Sussurrò appena America. A Inghilterra parve quasi avere l’intensità di uno sparo nel nulla.
“Voglio che tu stia con me.”

Tuono.
Il fragore del tuono era arrivato, sottoforma di poche parole sussurrate al solo suo orecchio. Dentro ad Inghilterra qualcosa si ruppe. C’era da ipotizzare la sua diga emotiva, a giudicare da come un’ondata di sensazioni contrastanti gli si stava riversando nelle viscere. Speranza, paura, sollievo, ricordi, segreti desideri e segreti rimpianti.

Le sue mani andarono a stringersi nelle pieghe dell’orribile giacca marrone di America, disperatamente bisognose di un appiglio che lo salvasse da quel vortice nero che lo stava risucchiando.

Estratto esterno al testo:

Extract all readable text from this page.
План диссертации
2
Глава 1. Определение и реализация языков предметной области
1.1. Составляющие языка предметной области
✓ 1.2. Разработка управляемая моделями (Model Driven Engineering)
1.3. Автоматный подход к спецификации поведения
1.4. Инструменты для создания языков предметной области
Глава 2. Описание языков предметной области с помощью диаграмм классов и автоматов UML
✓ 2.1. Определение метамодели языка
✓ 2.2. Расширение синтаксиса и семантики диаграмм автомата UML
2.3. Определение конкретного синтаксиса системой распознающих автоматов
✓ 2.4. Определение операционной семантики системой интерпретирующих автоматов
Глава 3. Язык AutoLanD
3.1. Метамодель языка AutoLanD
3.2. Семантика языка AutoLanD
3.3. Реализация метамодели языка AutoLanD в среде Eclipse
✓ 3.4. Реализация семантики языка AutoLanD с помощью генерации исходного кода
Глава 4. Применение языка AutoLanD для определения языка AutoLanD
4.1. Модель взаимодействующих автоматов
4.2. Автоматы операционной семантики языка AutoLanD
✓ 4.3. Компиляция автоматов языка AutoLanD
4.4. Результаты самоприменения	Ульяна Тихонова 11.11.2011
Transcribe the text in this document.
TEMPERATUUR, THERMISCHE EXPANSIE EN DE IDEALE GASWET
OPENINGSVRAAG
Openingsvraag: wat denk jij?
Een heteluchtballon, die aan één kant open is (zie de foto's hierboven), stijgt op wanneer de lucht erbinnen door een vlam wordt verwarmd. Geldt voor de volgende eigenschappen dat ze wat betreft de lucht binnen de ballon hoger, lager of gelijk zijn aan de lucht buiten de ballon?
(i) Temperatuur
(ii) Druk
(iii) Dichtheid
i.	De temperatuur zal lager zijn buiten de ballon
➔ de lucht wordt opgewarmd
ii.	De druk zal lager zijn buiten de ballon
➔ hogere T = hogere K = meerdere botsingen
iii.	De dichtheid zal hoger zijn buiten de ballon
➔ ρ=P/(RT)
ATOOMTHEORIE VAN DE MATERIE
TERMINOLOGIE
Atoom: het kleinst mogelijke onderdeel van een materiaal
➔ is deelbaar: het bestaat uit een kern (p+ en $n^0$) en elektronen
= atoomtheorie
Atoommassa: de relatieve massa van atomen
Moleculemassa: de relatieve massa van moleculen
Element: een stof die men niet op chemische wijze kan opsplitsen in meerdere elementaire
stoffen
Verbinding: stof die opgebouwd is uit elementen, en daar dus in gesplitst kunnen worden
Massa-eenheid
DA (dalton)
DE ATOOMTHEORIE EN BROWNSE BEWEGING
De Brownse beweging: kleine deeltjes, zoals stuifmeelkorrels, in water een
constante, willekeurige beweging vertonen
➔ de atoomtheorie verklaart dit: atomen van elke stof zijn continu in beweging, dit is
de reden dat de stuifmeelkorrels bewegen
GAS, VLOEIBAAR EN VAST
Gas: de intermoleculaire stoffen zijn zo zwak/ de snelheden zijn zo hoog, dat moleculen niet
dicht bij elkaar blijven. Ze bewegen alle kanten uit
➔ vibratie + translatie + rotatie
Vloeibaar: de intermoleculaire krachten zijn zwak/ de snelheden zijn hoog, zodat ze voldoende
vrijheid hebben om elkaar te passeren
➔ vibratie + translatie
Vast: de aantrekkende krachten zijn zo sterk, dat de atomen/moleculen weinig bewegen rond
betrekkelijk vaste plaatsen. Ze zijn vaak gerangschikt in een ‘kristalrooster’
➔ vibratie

Senza nemmeno rendersene conto, Inghilterra si ritrovò stretto nell’abbraccio di America; e contro la sua spalla, annuì in silenzio.




*




Shadows fill an empty heart
As love is fading
From all the things that we are
But are not saying
Can we see beyond the scars
And make it to the dawn?




A distanza di una decina d’anni da quando America aveva ottenuto – con la forza – la sua agognata indipendenza, il dolore dal volto di Inghilterra non era ancora sparito.
Una decina d’anni. Nulla per una Nazione. Eppure Francia stesso, che si vantava tanto spesso di sapere cosa mai passasse per la testa di quello scorbutico, mai avrebbe immaginato conseguenze di tale portata.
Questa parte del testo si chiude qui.